Diabetes mellitus is associated with hyperglycaemia and advanced glycosylation end-products. In the foot, the consequences of chronic or uncontrolled diabetes are micro and macrovascular disease, neuropathy, reduced joint mobility and structural and soft tissue changes that increase the risk of ulcer development and amputation. Diabetes foot assessment currently includes a comprehensive history, neurological and vascular assessments and examination focussed on dermatological and musculoskeletal abnormalities. Whilst these assessments are helpful for predicting ulceration risk, direct identifiers that enable early therapeutic intervention are lacking. The intention of this review was to ascertain if B-mode ultrasound could be clinically applied to identify structural change in the diabetic foot and be utilised as an early predictor of ulceration risk.

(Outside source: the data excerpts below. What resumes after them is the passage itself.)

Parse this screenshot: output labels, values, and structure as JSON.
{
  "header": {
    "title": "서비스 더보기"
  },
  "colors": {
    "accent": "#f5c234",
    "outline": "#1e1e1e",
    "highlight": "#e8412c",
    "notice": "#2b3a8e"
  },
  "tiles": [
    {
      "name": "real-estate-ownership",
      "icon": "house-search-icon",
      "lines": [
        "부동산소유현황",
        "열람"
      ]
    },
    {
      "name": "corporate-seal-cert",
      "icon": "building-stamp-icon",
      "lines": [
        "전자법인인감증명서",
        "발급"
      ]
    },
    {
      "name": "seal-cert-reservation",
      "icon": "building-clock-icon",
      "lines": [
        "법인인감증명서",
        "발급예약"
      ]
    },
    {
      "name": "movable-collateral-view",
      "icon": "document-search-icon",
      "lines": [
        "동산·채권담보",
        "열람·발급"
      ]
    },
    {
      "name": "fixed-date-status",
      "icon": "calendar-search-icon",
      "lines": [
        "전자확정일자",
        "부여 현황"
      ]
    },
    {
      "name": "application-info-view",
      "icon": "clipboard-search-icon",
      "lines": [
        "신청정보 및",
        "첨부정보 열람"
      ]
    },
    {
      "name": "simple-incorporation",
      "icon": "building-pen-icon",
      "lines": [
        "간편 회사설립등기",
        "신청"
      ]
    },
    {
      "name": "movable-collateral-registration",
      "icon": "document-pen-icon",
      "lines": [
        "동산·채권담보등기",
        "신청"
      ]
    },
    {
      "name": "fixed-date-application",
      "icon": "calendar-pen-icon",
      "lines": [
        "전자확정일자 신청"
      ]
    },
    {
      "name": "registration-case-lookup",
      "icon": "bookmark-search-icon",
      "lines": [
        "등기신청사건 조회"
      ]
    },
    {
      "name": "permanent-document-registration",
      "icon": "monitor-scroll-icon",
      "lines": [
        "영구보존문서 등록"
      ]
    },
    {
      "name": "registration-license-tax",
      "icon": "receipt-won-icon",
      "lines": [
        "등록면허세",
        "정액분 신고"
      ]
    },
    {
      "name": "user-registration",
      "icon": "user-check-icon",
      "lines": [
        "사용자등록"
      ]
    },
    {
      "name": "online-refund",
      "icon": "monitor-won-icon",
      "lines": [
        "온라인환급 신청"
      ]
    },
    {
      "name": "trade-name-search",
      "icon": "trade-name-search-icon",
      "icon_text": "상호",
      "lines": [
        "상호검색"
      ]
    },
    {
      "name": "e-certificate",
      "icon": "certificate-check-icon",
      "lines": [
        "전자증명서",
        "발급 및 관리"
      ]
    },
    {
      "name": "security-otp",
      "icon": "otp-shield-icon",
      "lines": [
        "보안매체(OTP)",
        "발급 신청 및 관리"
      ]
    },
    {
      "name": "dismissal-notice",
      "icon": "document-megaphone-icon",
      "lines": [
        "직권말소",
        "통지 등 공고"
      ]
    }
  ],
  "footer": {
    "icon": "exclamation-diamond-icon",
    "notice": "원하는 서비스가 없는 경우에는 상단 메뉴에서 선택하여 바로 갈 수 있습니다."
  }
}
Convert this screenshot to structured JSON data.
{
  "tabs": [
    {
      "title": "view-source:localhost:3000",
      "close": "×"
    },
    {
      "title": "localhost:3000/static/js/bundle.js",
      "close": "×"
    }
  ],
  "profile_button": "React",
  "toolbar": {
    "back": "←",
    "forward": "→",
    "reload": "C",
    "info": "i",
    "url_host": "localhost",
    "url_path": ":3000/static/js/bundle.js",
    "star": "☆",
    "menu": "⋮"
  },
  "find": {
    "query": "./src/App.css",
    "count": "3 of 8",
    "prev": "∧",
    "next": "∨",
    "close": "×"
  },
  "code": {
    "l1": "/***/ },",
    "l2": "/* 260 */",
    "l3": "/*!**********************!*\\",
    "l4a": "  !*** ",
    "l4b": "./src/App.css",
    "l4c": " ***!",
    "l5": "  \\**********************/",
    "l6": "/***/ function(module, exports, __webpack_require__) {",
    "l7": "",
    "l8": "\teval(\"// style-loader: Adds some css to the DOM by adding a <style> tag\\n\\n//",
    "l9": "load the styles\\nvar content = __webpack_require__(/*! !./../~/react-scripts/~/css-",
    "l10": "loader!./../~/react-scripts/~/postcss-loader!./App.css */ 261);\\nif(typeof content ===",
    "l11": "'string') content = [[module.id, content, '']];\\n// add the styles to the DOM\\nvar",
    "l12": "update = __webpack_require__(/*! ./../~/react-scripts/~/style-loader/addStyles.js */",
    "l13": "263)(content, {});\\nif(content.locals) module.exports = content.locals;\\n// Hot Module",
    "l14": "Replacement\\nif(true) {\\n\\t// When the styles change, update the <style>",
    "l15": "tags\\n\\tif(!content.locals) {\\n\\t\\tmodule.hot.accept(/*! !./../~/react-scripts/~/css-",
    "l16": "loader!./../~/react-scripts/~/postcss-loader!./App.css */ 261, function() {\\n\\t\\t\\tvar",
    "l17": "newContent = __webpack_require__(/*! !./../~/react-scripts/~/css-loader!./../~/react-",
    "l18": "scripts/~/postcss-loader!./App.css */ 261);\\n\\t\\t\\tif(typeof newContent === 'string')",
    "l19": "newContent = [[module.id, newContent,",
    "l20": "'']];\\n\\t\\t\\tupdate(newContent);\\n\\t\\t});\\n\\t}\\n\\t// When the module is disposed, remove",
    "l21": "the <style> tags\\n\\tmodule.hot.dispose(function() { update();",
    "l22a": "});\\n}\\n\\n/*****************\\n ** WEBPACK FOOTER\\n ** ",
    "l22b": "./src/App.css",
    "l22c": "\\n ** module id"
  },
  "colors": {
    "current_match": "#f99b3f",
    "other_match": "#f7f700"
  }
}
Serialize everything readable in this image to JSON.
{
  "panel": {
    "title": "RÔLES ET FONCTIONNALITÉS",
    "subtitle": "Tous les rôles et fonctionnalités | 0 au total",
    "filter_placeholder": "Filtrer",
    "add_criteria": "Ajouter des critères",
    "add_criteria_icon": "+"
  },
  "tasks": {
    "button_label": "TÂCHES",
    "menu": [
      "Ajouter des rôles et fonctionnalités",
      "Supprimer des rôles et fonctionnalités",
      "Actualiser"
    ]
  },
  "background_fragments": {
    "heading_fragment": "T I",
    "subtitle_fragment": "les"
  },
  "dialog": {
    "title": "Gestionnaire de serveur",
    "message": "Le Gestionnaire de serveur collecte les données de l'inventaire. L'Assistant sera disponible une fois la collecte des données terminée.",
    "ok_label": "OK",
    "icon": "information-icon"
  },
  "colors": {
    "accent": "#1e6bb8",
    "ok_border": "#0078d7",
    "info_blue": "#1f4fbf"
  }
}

Primary databases and grey literature sources were systematically searched. Selection criteria were that the study included a diabetic sample and used B-mode ultrasound to assess soft tissue structures of the foot (plantar skin, plantar fat pad or intrinsic muscles).
Fifteen studies were identified for inclusion (combined diabetic sample of 773). Ultrasound demonstrated reductions in tissue thickness in diabetics compared to non-diabetics under first (p=0.01) and second (p=0.03) metatarsal heads, but not the third (p=0.24). Statistical heterogeneity was high for ultrasound thickness measures under metatarsal heads four/five (I2 65%, 81%) and very high for plantar skin (I2 98%), heel pad (I2 76%) and intrinsic muscles (I2 91%, 81%). Extensor digitorum brevis (EDB) ultrasound measures were significantly thinner in diabetics for all dimension measures compared to healthy controls except one study, which reported no significant differences in EDB thickness.
No direct evidence was found to indicate B-mode ultrasound measures can predict soft tissue changes in the plantar foot in diabetes, although low level studies indicate ultrasound has the potential to identify structural change. Clinical, methodological and statistical heterogeneity limit result applicability. This review highlights the need for robust prospective longitudinal research to examine the predictive validity of this method.